Ruskin’s Rocks: Stones and Spirituality in Victorian Britain


With an introduction from Michael J. Lewis, Faison-Pierson-Stoddard Professor of Art History:

John Ruskin (1819-1900), England’s foremost art critic and social theorist, had a vital interest in geology: he studied it at Oxford, painted geological subjects, and had much to say about the meaning of stone in architecture, above all in his influential Stones of Venice. John Damstra shows how Ruskin responded to the great geological controversy of his day, the discovery that the earth was not thousands but millions of years old, a discovery that challenged orthodox religious belief. For Ruskin, an architecture of alternately colored masonry evoked the patiently accumulated rock strata of geological deep time.

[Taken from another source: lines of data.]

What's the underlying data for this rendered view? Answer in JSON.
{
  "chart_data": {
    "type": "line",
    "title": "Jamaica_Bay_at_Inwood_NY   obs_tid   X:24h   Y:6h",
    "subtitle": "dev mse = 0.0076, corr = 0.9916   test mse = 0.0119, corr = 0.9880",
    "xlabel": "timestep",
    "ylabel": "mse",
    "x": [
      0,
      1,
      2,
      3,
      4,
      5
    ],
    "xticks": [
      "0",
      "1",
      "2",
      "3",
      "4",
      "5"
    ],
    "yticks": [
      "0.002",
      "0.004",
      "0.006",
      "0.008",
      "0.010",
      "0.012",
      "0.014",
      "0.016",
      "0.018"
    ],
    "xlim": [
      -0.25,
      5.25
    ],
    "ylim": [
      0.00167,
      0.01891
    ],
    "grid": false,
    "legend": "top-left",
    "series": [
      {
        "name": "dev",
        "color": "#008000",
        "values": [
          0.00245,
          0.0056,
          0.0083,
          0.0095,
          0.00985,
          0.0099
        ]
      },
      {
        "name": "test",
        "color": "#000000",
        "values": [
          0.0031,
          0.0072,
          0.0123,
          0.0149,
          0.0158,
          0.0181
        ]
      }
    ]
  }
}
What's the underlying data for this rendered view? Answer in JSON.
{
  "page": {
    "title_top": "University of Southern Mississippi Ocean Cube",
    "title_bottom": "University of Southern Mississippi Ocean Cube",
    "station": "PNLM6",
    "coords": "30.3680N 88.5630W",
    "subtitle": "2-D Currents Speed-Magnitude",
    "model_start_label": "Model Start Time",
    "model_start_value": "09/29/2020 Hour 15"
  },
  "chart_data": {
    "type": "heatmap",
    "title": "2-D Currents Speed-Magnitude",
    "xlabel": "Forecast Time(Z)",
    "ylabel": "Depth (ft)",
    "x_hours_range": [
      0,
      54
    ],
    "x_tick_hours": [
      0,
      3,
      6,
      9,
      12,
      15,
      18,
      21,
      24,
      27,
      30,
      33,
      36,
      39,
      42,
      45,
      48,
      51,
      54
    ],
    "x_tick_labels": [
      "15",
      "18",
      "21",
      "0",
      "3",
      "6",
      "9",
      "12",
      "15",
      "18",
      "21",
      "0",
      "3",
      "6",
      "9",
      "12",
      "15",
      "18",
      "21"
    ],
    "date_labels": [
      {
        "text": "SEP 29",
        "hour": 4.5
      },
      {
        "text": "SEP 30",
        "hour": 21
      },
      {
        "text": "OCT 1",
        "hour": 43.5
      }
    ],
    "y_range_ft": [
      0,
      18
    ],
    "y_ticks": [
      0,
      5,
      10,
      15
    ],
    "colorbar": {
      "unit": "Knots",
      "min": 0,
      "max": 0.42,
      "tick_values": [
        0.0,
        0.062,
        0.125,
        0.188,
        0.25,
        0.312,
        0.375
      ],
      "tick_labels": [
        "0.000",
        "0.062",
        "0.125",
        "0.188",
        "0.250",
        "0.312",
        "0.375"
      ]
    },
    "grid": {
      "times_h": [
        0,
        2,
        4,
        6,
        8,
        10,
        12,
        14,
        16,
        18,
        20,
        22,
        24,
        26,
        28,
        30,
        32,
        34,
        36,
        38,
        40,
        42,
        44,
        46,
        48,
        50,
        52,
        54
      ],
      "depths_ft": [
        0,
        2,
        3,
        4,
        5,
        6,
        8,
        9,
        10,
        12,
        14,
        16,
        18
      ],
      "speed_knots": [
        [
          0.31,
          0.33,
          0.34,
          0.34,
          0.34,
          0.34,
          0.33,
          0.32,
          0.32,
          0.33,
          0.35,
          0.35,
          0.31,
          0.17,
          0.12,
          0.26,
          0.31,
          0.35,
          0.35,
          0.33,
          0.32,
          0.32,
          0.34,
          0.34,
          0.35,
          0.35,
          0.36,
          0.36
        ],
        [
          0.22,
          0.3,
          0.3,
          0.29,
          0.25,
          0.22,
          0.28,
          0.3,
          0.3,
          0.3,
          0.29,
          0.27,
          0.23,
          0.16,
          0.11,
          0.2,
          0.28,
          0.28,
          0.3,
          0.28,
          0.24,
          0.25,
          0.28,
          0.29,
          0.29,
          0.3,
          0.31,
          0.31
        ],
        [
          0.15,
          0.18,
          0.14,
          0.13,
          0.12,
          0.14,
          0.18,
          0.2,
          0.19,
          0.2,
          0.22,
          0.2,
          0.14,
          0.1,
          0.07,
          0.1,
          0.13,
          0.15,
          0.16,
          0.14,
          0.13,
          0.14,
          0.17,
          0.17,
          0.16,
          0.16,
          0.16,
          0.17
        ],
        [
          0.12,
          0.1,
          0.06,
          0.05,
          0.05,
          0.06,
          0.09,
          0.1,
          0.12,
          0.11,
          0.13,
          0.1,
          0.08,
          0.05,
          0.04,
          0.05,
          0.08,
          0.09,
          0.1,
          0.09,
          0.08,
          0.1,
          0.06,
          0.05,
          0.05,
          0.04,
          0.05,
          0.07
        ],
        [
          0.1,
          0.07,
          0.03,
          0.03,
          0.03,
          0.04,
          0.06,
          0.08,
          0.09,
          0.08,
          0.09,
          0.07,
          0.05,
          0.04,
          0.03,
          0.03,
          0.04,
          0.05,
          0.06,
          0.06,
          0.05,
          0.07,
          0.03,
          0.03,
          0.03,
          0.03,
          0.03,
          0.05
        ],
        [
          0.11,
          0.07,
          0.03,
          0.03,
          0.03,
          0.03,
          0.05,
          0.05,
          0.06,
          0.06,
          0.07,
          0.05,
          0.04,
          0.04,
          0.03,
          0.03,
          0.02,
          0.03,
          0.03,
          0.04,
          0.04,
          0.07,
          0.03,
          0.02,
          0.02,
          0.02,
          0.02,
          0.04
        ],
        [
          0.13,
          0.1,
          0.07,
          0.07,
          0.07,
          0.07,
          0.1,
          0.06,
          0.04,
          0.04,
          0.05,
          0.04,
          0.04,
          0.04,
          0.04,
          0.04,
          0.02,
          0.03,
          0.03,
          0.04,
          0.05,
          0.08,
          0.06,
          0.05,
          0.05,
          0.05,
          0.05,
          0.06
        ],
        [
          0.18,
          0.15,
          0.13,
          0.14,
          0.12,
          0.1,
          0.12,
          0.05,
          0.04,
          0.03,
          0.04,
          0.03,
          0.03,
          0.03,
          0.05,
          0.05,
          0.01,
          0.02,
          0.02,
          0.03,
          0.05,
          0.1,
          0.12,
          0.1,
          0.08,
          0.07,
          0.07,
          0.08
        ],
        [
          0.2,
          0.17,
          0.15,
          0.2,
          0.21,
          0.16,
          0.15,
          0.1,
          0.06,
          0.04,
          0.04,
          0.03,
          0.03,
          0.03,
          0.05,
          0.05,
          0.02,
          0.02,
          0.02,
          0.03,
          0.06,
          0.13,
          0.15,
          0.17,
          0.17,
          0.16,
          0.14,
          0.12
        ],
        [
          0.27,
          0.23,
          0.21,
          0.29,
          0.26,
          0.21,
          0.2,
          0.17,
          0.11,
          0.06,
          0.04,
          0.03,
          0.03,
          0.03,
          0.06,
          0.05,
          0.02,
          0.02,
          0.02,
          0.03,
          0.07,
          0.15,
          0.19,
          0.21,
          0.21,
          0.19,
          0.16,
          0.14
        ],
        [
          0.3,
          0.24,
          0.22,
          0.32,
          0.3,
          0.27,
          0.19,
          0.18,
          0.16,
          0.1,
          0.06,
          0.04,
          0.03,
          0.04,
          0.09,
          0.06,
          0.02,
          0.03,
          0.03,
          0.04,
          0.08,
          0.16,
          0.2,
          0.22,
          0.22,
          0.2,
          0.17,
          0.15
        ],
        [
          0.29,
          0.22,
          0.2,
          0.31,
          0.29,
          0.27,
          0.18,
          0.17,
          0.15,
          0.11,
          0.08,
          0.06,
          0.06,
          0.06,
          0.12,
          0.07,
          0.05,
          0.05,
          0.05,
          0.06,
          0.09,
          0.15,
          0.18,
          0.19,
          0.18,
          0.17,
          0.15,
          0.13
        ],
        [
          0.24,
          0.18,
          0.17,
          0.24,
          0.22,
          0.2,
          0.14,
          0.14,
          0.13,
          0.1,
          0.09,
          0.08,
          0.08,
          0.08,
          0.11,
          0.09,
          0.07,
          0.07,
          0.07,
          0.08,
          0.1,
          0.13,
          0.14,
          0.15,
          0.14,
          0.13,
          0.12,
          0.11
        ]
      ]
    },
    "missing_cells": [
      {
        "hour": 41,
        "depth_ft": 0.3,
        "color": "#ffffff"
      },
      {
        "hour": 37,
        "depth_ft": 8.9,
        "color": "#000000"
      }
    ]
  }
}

Damstra looks at the complex matrix of intellectual and artistic ideas out of which Ruskin’s geological thought arose. He brings together Ruskin’s lifelong interest in color, his enthusiasm for the work of J. M. W. Turner, and his intellectual debt to William Buckland, his brilliant geology professor, who struggled to reconcile Christianity with modern science. Ultimately, Damstra shows, these currents interacted to create Ruskin’s staggeringly complex understanding of a building, so that a simple wall of colored stone could be read simultaneously as an abstract painting, an evocation of Venice, a layered palimpsest of its building process, and a metaphor for the earth itself.

Emma Nell Jacobs

Exile and Exemplar: Clyfford Still in the Atomic Age


With an introduction from Robert Wiesenberger, Associate Curator of Contemporary Projects at The Clark:

In this paper, Emma Jacobs explodes the midcentury American mythos of both Abstract Expressionism and the atomic bomb by analyzing the two in dialogue, and in the person of Clyfford Still. Considered by some to be the leading painter of his generation, this enigmatic and reclusive artist seemed torn between representing his age and standing outside of it, between figuration and a monumental, harsh form of abstraction. In asking what art form could be adequate to the bomb, Jacobs finds both the “abstract sublime” and the “atomic sublime” wanting, and warns against abstractions of very real human violence.

Andrew Kensett

The Volcano and the Cell: Two Models of Animacy in the Work of Edward Steichen


With an introduction from Emmelyn Butterfield-Rosen, Associate Director of the Graduate Program:

Andrew Kensett’s qualifying paper is an audacious exercise in formal comparison that reveals, through a juxtaposition of two seemingly disparate photographs by Edward Steichen––Balzac—The Silhouette, 4 a.m. (1908) and Time Space Continuum (c. 1920)––nothing less than an epistemological restructuring of the concept of creative potency. By demonstrating how these two stylistically very different photographs share a basic compositional substructure, Andrew gives a nuanced and vividly material account of an ideological and conceptual transformation that took place in Steichen’s work as he transitioned from a pictorialist to a more modernist formal idiom after the First World War. In the aftermath of this cataclysm, as Andrew shows in riveting detail, Steichen’s geological imagining of creative, animate force gave way to a genetic one, and the realization that, in a phrase of P. D. Ouspensky that Andrew’s talk will gloss to stunning effect, “a microscopic living cell is more powerful than a volcano.”